Porquê uma WIKI sobre a Feira de São Mateus [FSM], de Viseu?

[a WIKI FSM encontra-se em actualização permanente: Versão Beta]

Desde que em Maio de 2015 se iniciou formalmente o processo associado ao Projecto de Estudo da História da – actualmente – Feira de São Mateus [FSM], de Viseu, que uma das principais preocupações decorria da ausência de uma plataforma unitária onde compilar um conjunto amplo de informação derivado da própria dinâmica da FSM ou que sobre e quanto à FSM tivesse sido produzido. De modo imediato e em circunstâncias similares, o protótipo funcional seria o de um Arquivo (utilizando aqui o termo de modo lato) onde se houvesse procedido à elencagem dos materiais existentes, e o quando, onde e como, haviam sido tratados e disponibilizados (fosse pela via de encontros científicos ou em manifestações e materializações mais vocacionadas a múltiplos públicos e intervenientes).

A única referência existente em termos de contribuir para esse desígnio era, apesar das suas condicionantes, a correntemente denominada “Revista da Feira”. Numa primeira acepção pela sua existência alargada dentro do século XX, e fundamentalmente porque havia sido ponderada – ao menos desde há algumas décadas a esta parte – como suporte ideal para a apresentação de textos mais ou menos fundamentados (as menções individuais/opinativas são de si, também, necessárias e valorizáveis) quanto à historicidade, evolução e impacto do certame FSM. O putativo Arquivo que se descortinava uma necessidade – e um dos fundamentos para a própria existência do mencionado Estudo – era na prática inexistente. Por outro lado e congregando os múltiplos intervenientes (individuais e colectivos, formais e informais) da e na FSM, poder-se-ia presumir – como se verificou, de resto – que existia um conjunto alargado de núcleos documentais e materiais, vulgo arquivos e colecções, dispersos. Entre outros, mas desde logo e de modo directo, os Arquivos Municipal e Distrital; os vários dossiers de informação à guarda do próprio Município de Viseu ou em unidades sob sua tutela (nomeadamente o Museu Almeida Moreira); ou ainda entidades externas sistematicamente presentes na FSM, como o Museu Nacional Grão Vasco, o GICAV e o Cine Clube de Viseu.

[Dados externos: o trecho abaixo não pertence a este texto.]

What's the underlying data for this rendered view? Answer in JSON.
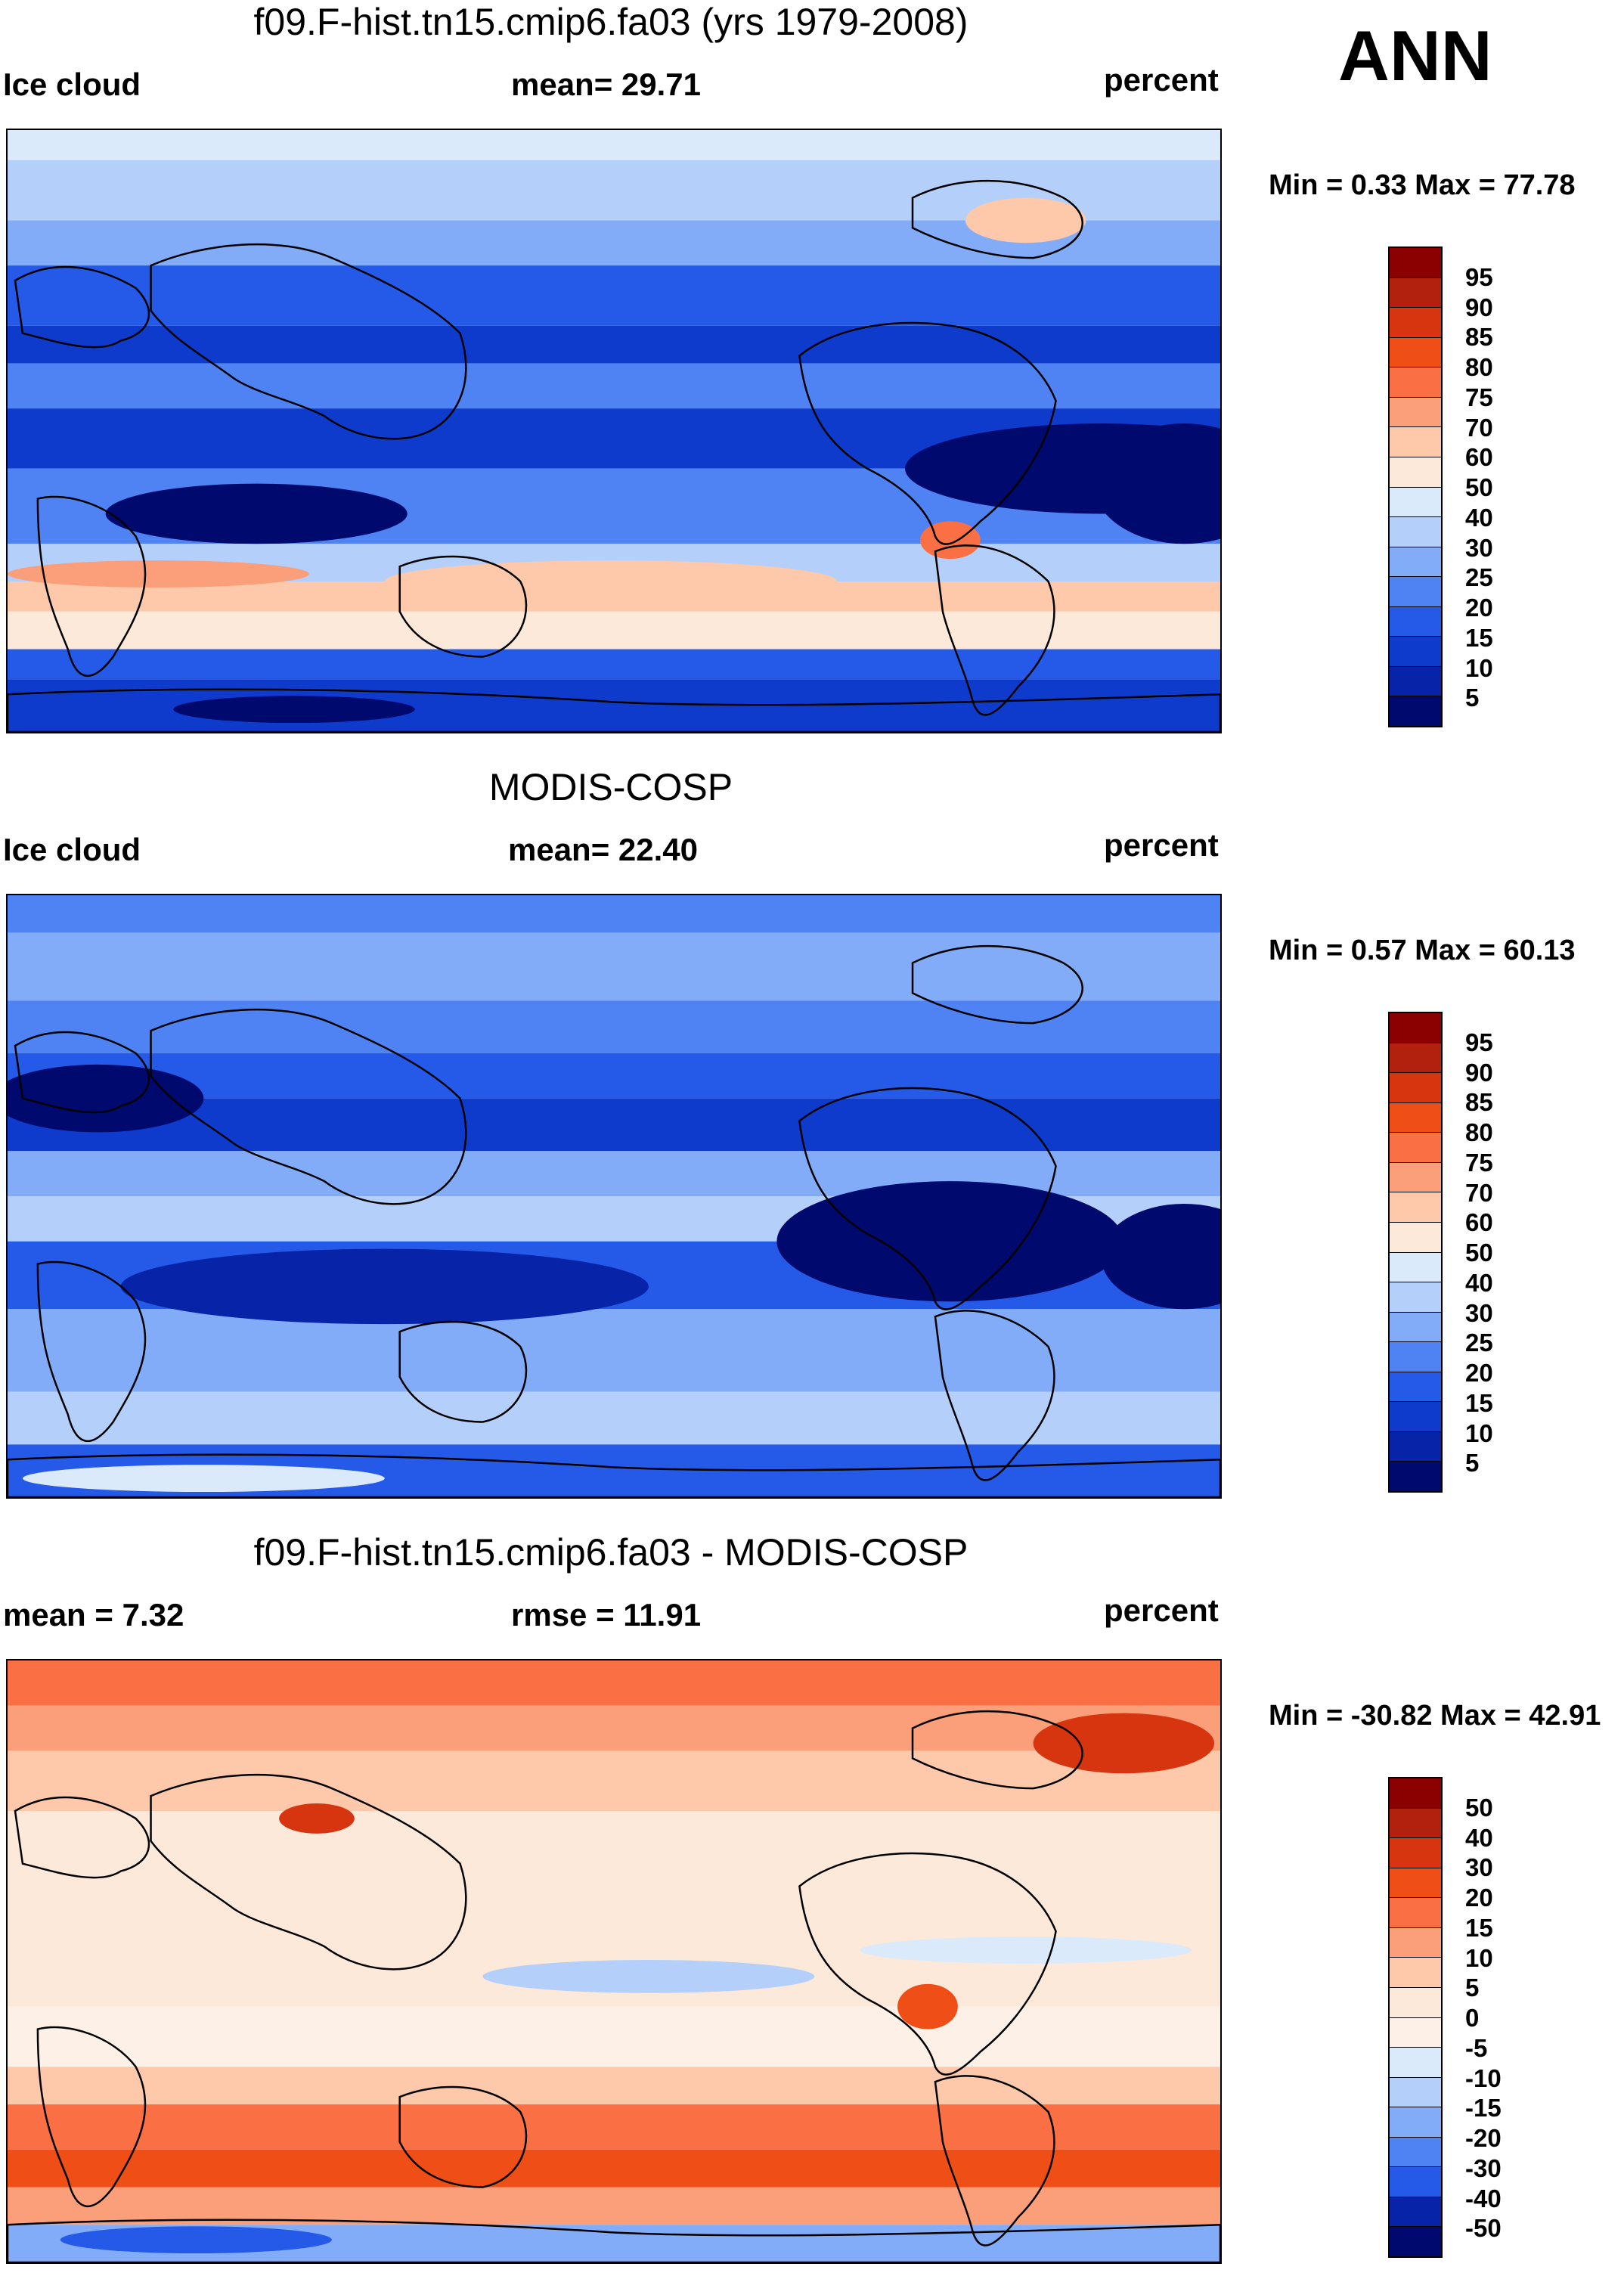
{
  "season": "ANN",
  "panels": [
    {
      "title": "f09.F-hist.tn15.cmip6.fa03 (yrs 1979-2008)",
      "left_label": "Ice cloud",
      "center_label": "mean=  29.71",
      "right_label": "percent",
      "minmax": "Min =   0.33 Max =  77.78",
      "colorbar": {
        "labels": [
          "95",
          "90",
          "85",
          "80",
          "75",
          "70",
          "60",
          "50",
          "40",
          "30",
          "25",
          "20",
          "15",
          "10",
          "5"
        ],
        "colors": [
          "#8b0000",
          "#b2200e",
          "#d73510",
          "#f04e17",
          "#fa7044",
          "#fb9e7a",
          "#fdc9aa",
          "#fde9d9",
          "#dbeafa",
          "#b4d0fa",
          "#82acf7",
          "#4f82f2",
          "#2559e8",
          "#0f3bcc",
          "#0723a8",
          "#000a6e"
        ]
      },
      "style": "model"
    },
    {
      "title": "MODIS-COSP",
      "left_label": "Ice cloud",
      "center_label": "mean=  22.40",
      "right_label": "percent",
      "minmax": "Min =   0.57 Max =  60.13",
      "colorbar": {
        "labels": [
          "95",
          "90",
          "85",
          "80",
          "75",
          "70",
          "60",
          "50",
          "40",
          "30",
          "25",
          "20",
          "15",
          "10",
          "5"
        ],
        "colors": [
          "#8b0000",
          "#b2200e",
          "#d73510",
          "#f04e17",
          "#fa7044",
          "#fb9e7a",
          "#fdc9aa",
          "#fde9d9",
          "#dbeafa",
          "#b4d0fa",
          "#82acf7",
          "#4f82f2",
          "#2559e8",
          "#0f3bcc",
          "#0723a8",
          "#000a6e"
        ]
      },
      "style": "obs"
    },
    {
      "title": "f09.F-hist.tn15.cmip6.fa03 - MODIS-COSP",
      "left_label": "mean =   7.32",
      "center_label": "rmse =  11.91",
      "right_label": "percent",
      "minmax": "Min = -30.82 Max =  42.91",
      "colorbar": {
        "labels": [
          "50",
          "40",
          "30",
          "20",
          "15",
          "10",
          "5",
          "0",
          "-5",
          "-10",
          "-15",
          "-20",
          "-30",
          "-40",
          "-50"
        ],
        "colors": [
          "#8b0000",
          "#b2200e",
          "#d73510",
          "#f04e17",
          "#fa7044",
          "#fb9e7a",
          "#fdc9aa",
          "#fde9d9",
          "#fdf0e6",
          "#dbeafa",
          "#b4d0fa",
          "#82acf7",
          "#4f82f2",
          "#2559e8",
          "#0723a8",
          "#000a6e"
        ]
      },
      "style": "diff"
    }
  ]
}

Porém, aos privados, colectivos ou em nome individual, se deve muito do que possam ser os registos – materiais e perceptivos – da FSM e sua existência. Tal procura resultou em “fragmentos” múltiplos que se interligam e permitem construir uma imagem mais unitária. Dos visitantes, aos participantes em actividades que durante o certame ou apenas no espaço dito da Feira tenham ocorrido, sem esquecer ainda que com mediadas circunstâncias de acesso, os “Feirantes” – de todos os mais marcantes.

Estes vários arquivos/colecções tendiam ou antes necessitavam de um meio comum para a sua leitura e posterior disponibilização a quem da FSM faça seu objecto de análise – um outro objectivo do Estudo Histórico: a criação de uma base funcional para posteriores estudos. Assim, pela necessidade de um Arquivo e pela existência de múltiplos arquivos, o modelo escolhido e pré-testado foi o de uma plataforma online, que utilizasse uma linguagem já disseminada ou ao menos não desconhecida da maioria dos potenciais utilizadores, bem como pudesse garantir, em si, a necessária flexibilidade que se exige a um acervo informático proveniente de fontes distintas e com distintas necessidades de catalogação e apresentação. Dessa consideração nasceu a WIKI FSM.

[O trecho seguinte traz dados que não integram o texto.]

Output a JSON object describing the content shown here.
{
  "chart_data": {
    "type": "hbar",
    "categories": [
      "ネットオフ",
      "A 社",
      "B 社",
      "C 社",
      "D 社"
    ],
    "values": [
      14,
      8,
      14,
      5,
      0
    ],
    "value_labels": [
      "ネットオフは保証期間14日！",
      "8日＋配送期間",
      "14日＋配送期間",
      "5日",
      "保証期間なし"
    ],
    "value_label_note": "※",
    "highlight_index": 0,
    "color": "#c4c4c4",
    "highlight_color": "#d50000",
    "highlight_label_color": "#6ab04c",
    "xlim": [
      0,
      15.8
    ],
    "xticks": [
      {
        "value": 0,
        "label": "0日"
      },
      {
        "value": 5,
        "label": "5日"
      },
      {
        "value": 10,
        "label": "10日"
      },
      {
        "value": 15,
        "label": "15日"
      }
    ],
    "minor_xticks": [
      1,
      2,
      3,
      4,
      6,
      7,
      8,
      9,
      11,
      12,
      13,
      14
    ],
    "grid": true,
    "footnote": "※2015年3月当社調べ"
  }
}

A WIKI FSM não presume a totalidade da informação no imediato, antes, e sobretudo, quanto ao seu próprio processo de construção, materializar-se na adição progressiva de informação que complemente e sustente um conjunto de indicadores – por vezes – quase “míticos”, mas a que falta verificação documental ou artefactual. Consagrá-los como realidade ou como “lenda”, poderá ser um dos resultados desta plataforma. Por outro lado, ainda que a WIKI FSM não permita a adição directa de conteúdos, permite, aceita e incentiva a partilha da informação, garantindo as necessárias e devidas referências a fontes e contribuidores numa dinâmica de validação e disponibilização posterior.

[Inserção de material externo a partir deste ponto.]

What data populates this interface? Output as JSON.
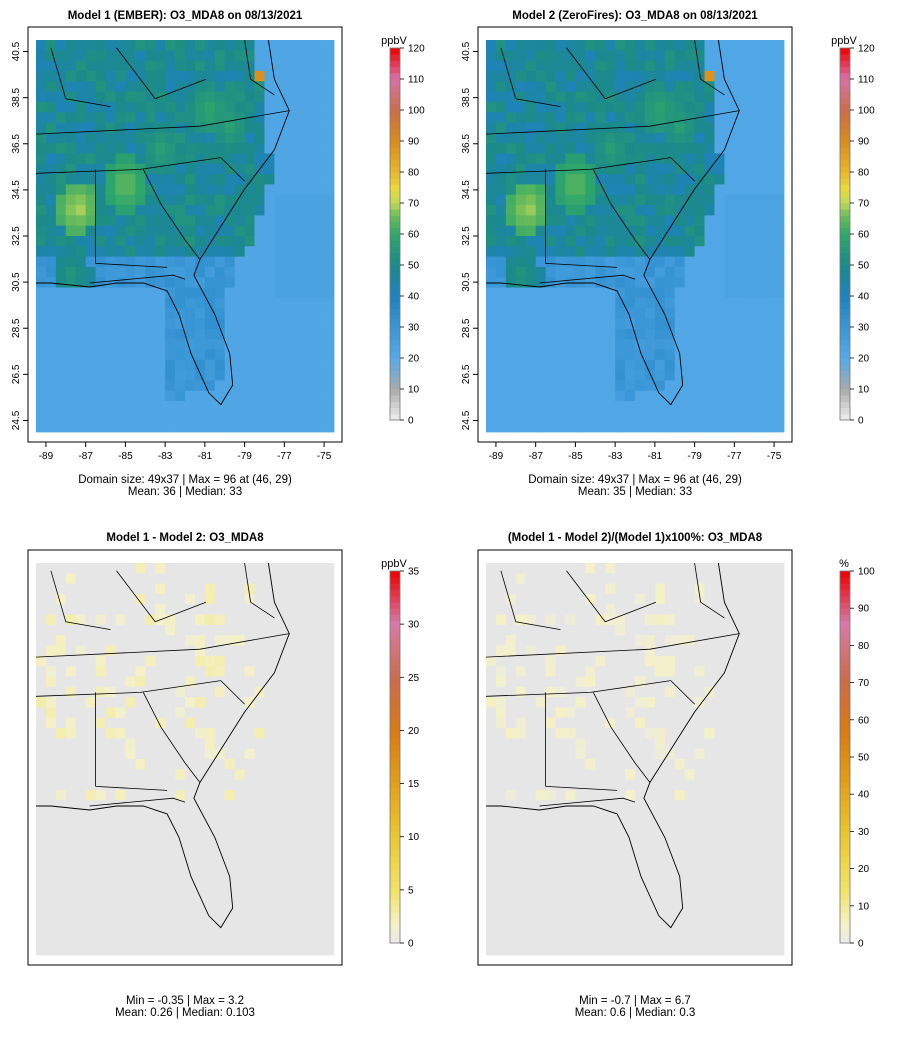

Registar uma História da Feira [Franca, de Viseu, ou de São Mateus] deve inevitavelmente iniciar-se pelo Presente e pelo que o Presente da FSM conhece, para que os registos fundacionais da mesma surjam sem matizes ou pre-juízos. Registar uma História da Feira, é igualmente o registo da História da cidade e da região em que se integra e essa é a grande lição do Estudo Histórico da Feira de São Mateus. Para cumprir cabalmente esse pressuposto, são necessários todos os que da FSM conheçam ao menos a sua própria experiência enquanto visitantes. Fica o apelo. Fica o convite.